A weekend trapped in the woods with this group of people sounded exactly like a horror movie to me. Could I request specifically that they check everyone’s bags for chainsaws and hockey masks? Because surely, I would be the first one to die.

Chapter Twelve

“We’re here,” Lilly sighed despondently and I opened my eyes. I hadn’t really been asleep, but there was nothing else to do on the four hour journey to the middle of nowhere.

“This is it? Please tell me we don’t have to hike for hours into that jungle,” I whined. Our bus was parked in the middle of a gravel parking lot surrounded completely by trees. There was literally nothing else but trees. I searched frantically for a gas station, or convenience store nearby, but all I could see were trees. I was not even sure if this was a legal camping area.

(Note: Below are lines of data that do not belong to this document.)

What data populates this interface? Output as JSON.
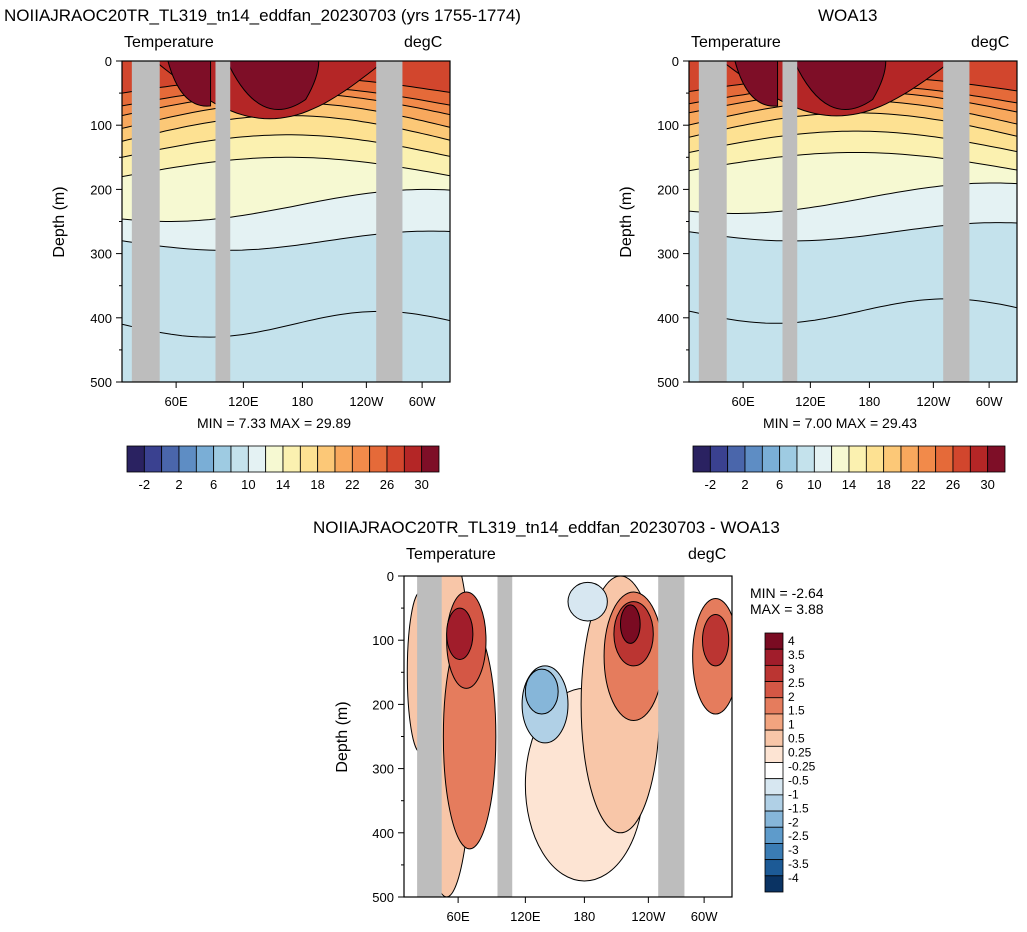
{
  "panels": {
    "model": {
      "title": "NOIIAJRAOC20TR_TL319_tn14_eddfan_20230703 (yrs 1755-1774)",
      "left_label": "Temperature",
      "right_label": "degC",
      "ylabel": "Depth (m)",
      "minmax": "MIN =   7.33  MAX =  29.89"
    },
    "obs": {
      "title": "WOA13",
      "left_label": "Temperature",
      "right_label": "degC",
      "ylabel": "Depth (m)",
      "minmax": "MIN =   7.00  MAX =  29.43"
    },
    "diff": {
      "title": "NOIIAJRAOC20TR_TL319_tn14_eddfan_20230703 - WOA13",
      "left_label": "Temperature",
      "right_label": "degC",
      "ylabel": "Depth (m)",
      "min_label": "MIN =  -2.64",
      "max_label": "MAX =   3.88"
    }
  },
  "colors": {
    "land": "#bdbdbd",
    "abs_palette": [
      "#2a2261",
      "#3a4190",
      "#4a66ab",
      "#5e8dc4",
      "#7aaed6",
      "#9ecbe2",
      "#c4e2ec",
      "#e4f2f3",
      "#f6f9d2",
      "#fbf1b0",
      "#fde192",
      "#fcc877",
      "#f8a85d",
      "#f28a4a",
      "#e56a39",
      "#d2462d",
      "#b42626",
      "#7e0e27"
    ],
    "diff_palette": [
      "#0a3363",
      "#1c5a96",
      "#3a7cb4",
      "#5e9bcb",
      "#86b6d9",
      "#b0d0e6",
      "#d7e7f1",
      "#ffffff",
      "#fde4d3",
      "#f8c6a8",
      "#f2a47f",
      "#e57c5d",
      "#d45745",
      "#bb3532",
      "#a11d2b",
      "#7a0b22"
    ]
  },
  "chart_data": [
    {
      "type": "heatmap",
      "name_ref": "model",
      "title": "NOIIAJRAOC20TR_TL319_tn14_eddfan_20230703 (yrs 1755-1774)",
      "ylabel": "Depth (m)",
      "ylim": [
        500,
        0
      ],
      "yticks": [
        "0",
        "100",
        "200",
        "300",
        "400",
        "500"
      ],
      "xticks": [
        "60E",
        "120E",
        "180",
        "120W",
        "60W"
      ],
      "min": 7.33,
      "max": 29.89,
      "colorbar_labels": [
        "-2",
        "2",
        "6",
        "10",
        "14",
        "18",
        "22",
        "26",
        "30"
      ]
    },
    {
      "type": "heatmap",
      "name_ref": "obs",
      "title": "WOA13",
      "ylabel": "Depth (m)",
      "ylim": [
        500,
        0
      ],
      "yticks": [
        "0",
        "100",
        "200",
        "300",
        "400",
        "500"
      ],
      "xticks": [
        "60E",
        "120E",
        "180",
        "120W",
        "60W"
      ],
      "min": 7.0,
      "max": 29.43,
      "colorbar_labels": [
        "-2",
        "2",
        "6",
        "10",
        "14",
        "18",
        "22",
        "26",
        "30"
      ]
    },
    {
      "type": "heatmap",
      "name_ref": "diff",
      "title": "NOIIAJRAOC20TR_TL319_tn14_eddfan_20230703 - WOA13",
      "ylabel": "Depth (m)",
      "ylim": [
        500,
        0
      ],
      "yticks": [
        "0",
        "100",
        "200",
        "300",
        "400",
        "500"
      ],
      "xticks": [
        "60E",
        "120E",
        "180",
        "120W",
        "60W"
      ],
      "min": -2.64,
      "max": 3.88,
      "colorbar_labels": [
        "4",
        "3.5",
        "3",
        "2.5",
        "2",
        "1.5",
        "1",
        "0.5",
        "0.25",
        "-0.25",
        "-0.5",
        "-1",
        "-1.5",
        "-2",
        "-2.5",
        "-3",
        "-3.5",
        "-4"
      ]
    }
  ]
}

I yawned widely and had a feeling that my breath smelled awful. I glanced down at my wrinkled sweats and t-shirt and realized I looked as bad as I felt. I was pretty sure this was what the rest of the weekend was going to be like: sloppy clothes and bad breath. Our 4:00 AM. departure time didn’t help the fact that I had been perpetually grumpy since I set foot on the bus. Mr. Lawly seemed like such a nice man at first until I realized he was a drill sergeant with the intention of fully entrenching us in the wilderness. My idea of camping entailed an RV and heated swimming pool; it was obvious I was about to be sorely disappointed.